General Chemical Transport Guidelines:
  1. Chemicals, substances and research materials must be clearly labeled with the correct chemical name when transported. Hand-written labels are acceptable; chemical formulas and structural formulas are not acceptable (except for small quantities of compounds synthesized in the laboratory).
  2. Persons transporting chemicals outside of the laboratory must wear safety glasses and one disposable glove for handling the chemical container and carrier.  One hand must remain ungloved for operating door handles and elevator buttons.
  3. An appropriate chemical cart must be used whenever chemicals cannot easily be transported in a carrier using one hand. The cart must have sides, on each shelf, that are high enough to retain the containers.

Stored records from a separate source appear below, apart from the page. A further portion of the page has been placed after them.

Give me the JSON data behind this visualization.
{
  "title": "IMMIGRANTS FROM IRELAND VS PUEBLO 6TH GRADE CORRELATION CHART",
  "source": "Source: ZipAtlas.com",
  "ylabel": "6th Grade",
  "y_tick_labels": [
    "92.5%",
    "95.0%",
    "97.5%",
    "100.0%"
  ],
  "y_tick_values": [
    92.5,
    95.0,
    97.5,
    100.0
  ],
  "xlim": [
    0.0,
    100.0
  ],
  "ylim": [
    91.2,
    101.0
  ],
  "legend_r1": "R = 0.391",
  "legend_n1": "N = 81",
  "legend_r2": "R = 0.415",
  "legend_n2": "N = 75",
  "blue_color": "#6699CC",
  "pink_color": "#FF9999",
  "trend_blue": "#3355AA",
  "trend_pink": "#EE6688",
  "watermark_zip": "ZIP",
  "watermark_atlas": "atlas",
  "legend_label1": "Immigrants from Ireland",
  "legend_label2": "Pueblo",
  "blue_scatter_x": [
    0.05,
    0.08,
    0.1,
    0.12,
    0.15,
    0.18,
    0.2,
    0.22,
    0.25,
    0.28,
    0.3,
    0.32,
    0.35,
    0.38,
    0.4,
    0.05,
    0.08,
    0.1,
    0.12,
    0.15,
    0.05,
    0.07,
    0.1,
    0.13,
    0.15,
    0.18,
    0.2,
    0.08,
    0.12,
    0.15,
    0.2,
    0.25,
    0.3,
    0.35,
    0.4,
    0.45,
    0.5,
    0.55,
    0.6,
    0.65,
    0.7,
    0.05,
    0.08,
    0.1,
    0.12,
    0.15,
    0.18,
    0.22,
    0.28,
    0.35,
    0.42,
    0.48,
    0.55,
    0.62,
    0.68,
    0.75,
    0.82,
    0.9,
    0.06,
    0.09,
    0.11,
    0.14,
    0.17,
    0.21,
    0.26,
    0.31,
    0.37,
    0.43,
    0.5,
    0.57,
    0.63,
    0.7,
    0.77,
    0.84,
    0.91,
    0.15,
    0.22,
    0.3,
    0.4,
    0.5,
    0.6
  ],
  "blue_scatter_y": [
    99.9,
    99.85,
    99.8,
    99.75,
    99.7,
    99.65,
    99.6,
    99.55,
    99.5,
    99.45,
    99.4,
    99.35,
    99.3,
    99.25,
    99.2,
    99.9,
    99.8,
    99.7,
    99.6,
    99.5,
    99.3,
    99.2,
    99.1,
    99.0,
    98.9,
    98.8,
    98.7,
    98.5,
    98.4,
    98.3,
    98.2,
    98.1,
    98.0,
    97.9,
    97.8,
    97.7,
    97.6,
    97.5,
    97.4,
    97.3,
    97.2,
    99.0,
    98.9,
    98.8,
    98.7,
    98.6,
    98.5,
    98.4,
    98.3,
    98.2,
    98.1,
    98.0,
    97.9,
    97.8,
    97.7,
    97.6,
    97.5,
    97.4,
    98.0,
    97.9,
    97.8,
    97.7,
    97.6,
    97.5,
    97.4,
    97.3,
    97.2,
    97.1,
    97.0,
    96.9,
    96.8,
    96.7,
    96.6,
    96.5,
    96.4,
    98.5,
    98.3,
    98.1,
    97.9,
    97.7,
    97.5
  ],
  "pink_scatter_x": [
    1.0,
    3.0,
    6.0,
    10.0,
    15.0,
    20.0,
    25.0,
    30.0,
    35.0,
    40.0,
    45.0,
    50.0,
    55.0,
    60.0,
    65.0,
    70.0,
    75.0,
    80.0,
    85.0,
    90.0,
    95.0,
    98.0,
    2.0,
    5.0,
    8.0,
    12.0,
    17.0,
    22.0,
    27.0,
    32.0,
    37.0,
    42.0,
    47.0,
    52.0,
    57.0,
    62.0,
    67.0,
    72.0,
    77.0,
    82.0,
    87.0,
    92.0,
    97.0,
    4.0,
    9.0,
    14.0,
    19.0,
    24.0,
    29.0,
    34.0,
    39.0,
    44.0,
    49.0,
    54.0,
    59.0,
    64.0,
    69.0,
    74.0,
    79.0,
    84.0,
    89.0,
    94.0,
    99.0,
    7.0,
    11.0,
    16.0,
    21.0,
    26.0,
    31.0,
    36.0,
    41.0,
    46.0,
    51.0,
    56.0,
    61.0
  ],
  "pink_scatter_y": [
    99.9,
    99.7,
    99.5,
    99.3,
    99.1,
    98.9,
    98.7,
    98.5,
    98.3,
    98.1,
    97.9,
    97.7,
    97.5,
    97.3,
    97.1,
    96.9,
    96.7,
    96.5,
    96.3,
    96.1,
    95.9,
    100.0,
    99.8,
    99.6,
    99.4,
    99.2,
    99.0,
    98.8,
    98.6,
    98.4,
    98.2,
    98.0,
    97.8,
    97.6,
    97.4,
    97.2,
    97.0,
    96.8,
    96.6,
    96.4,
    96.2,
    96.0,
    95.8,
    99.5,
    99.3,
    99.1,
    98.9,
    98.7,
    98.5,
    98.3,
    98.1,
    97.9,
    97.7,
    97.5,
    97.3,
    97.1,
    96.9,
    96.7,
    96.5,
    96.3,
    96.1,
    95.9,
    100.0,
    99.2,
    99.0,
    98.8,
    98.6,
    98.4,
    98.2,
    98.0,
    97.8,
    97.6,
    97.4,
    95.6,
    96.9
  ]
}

Cart wheels must be large enough to prevent the carts from being caught in floor cracks and door and elevator thresholds.
  4. If two gloves are worn while operating a chemical cart, one glove must be removed before operating door handles and elevator buttons or a second person who is not wearing gloves must accompany the person operating the cart. 
  5. Freight elevators shall be used where available to transport hazardous materials. Under no circumstances are passenger elevators to be used for the transportation of hazardous materials if freight elevators are available.

The following guidelines apply for the transport of specific classes of hazardous chemicals:

Flammable Liquids Transport
  • Original containers of flammable liquids shall be placed in a secondary container or acid-carrying bucket.
  • No more than 5 gallons of flammable liquids in glass containers shall be transported on the freight elevator unless the original shipping carton (box) is used and the materials are on an appropriate cart.

More information about the safe use of flammable liquids is available in the Flammable Liquids SOP.

Corrosives or Oxidizing Materials Transport
  • Original glass shipping containers holding liquid acids and bases must be placed in a secondary container or acid-carrying bucket.
  • Incompatible chemicals, for example chromic acid (oxidizing acid) and ethyl acetate (organic solvent), may not be transported on the same cart unless they are in original shipping cartons and physically separated.

More information about safe use of corrosive liquids is available in the Corrosive Chemicals SOP.

More information about safe use of oxidizing chemicals is available in the Strong Oxidizers SOP.

Water-Reactive, Pyrophoric, and Acutely Toxic Substances Transport
  • Wherever possible, use the original outside shipping containers (packaging) when transporting water-reactive, pyrophoric, or acutely toxic chemicals.
  • Once opened, water-reactive, pyrophoric, and acutely toxic chemicals must be placed in a rigid secondary container or acid carrying bucket for transporting.

More information about safe use of these materials is available in the following SOPs:  Water-Reactive Chemicals SOP, Pyrophoric Chemicals SOP, Acutely Toxic Chemicals SOP

Compressed Gases Transport

  • Transport compressed gas cylinders using only equipment designed for this function.  Regular hand trucks may not be used for cylinder transport.
  • Never lift, carry, or "walk" cylinders by hand.
  • The protective valve cap must be in place during transport.
  • Never transport a cylinder with a regulator in place.

More information about the safe use of compressed gases is available in the Compressed Gases SOP and the Hazardous and Highly Toxic Gases SOP.